Die Bekämpfung der internationalen Kfz-Verschiebung ist seit dem Start 1998 eine Kernkompetenz der Fahnder. Das bekam 2017 ein österreichischer Kfz-Händler (30) zu spüren, der auf einer Internetplattform ein vermeintliches Schnäppchen gemacht hatte. Für einen Range Rover Vogue zahlte er statt 70000 nur 45000 Euro. Die Nobelkarosse musste er in Hamburg abholen – und letztendlich in Rosenheim bei der Polizei wieder abgeben. Der Pkw war in Marbella gestohlen und mit falschen Dokumenten und falscher Fahrgestellnummer in Hamburg zugelassen worden.

In Großkarolinenfeld nur noch Schrott, in Polen wieder „neu“

Auch virtuelle „Streifenfahrten“ im Internet lohnen sich. Auf entsprechenden Portalen suchen Spezialisten nach Unfallfahrzeugen, die nur noch Schrottwert haben, aber teuer angeboten werden. So wurde in einem solchen Portal ein Hyundai ix35 angeboten, der bei einem Unfall in Großkarolinenfeld völlig zerstört worden war. Kurz danach ließ man exakt diesen Pkw in „neuwertigem“ Zustand in Polen zu.

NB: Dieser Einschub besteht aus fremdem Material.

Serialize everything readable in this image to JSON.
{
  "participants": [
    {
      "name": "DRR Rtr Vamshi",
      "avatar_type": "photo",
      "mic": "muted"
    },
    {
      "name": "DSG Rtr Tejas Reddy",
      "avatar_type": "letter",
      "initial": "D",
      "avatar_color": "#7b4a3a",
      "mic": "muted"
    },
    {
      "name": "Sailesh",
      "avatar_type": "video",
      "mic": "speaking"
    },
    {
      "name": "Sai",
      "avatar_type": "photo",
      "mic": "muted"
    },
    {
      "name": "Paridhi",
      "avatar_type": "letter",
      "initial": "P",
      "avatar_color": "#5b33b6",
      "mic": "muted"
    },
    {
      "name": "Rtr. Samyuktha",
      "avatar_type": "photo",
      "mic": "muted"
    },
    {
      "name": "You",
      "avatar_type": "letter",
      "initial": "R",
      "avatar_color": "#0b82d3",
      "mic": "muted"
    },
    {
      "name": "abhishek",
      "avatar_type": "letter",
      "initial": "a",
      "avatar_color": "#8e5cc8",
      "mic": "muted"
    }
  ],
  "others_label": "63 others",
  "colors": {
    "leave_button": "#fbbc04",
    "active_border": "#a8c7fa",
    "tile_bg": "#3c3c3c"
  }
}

Auf Hinweis der Schleierfahnder stellte die polnische Kriminalpolizei den Pkw sicher. Baumann: „Tatsächlich handelte es sich um ein in Deutschland gestohlenes Auto, das auf die Daten des Schrottfahrzeuges umfrisiert worden war.“

Für Einbrecher aus ganz Europa ist der Raum Rosenheim ebenso ein gefährliches Pflaster. So war für vier Rumänen am Irschenberg Endstation. Sie hatten reichlich Gepäck im Auto. Eine intensive Durchsuchung brachte große Mengen an Goldschmuck, teuren Zigarren und elektronischem Gerät zum Vorschein. Wegen Verdachts der Hehlerei wurden Fingerabdrücke und DNA-Proben genommen. So konnten den Männern mehrere Wohnungseinbruchserien in mehreren deutschen Bundesländern, der Schweiz und Österreich zugeordnet werden. In einem anderen Fall ließen sich bei zwei Serben mit totalgefälschten kroatischen Ausweisdokumenten mittels ED-Behandlungen mehrere bewaffnete Raubüberfälle klären. Neue rechtliche Regelungen im Bereich „Vermögensabschöpfung“ und damit verbesserte Beschlagnahmemöglichkeiten von inkriminierten Bargeldbeträgen nutzen die Schleierfahnder konsequent. In einem Pkw-Hohlraum fanden sie 760000 Euro Bargeld, bei einem anderen Aufgriff 520000 Euro in einem Versteck im Dachhimmel. In beiden Fällen machten die Fahrer fadenscheinige Angaben zur Herkunft des Vermögens. Das Geld wurde beschlagnahmt. Solche Treffer sind häufig der Beginn umfangreicher Kripo-Ermittlungen im Bereich des internationalen Rauschgifthandels, der Geldwäsche und der organisierten Kriminalität.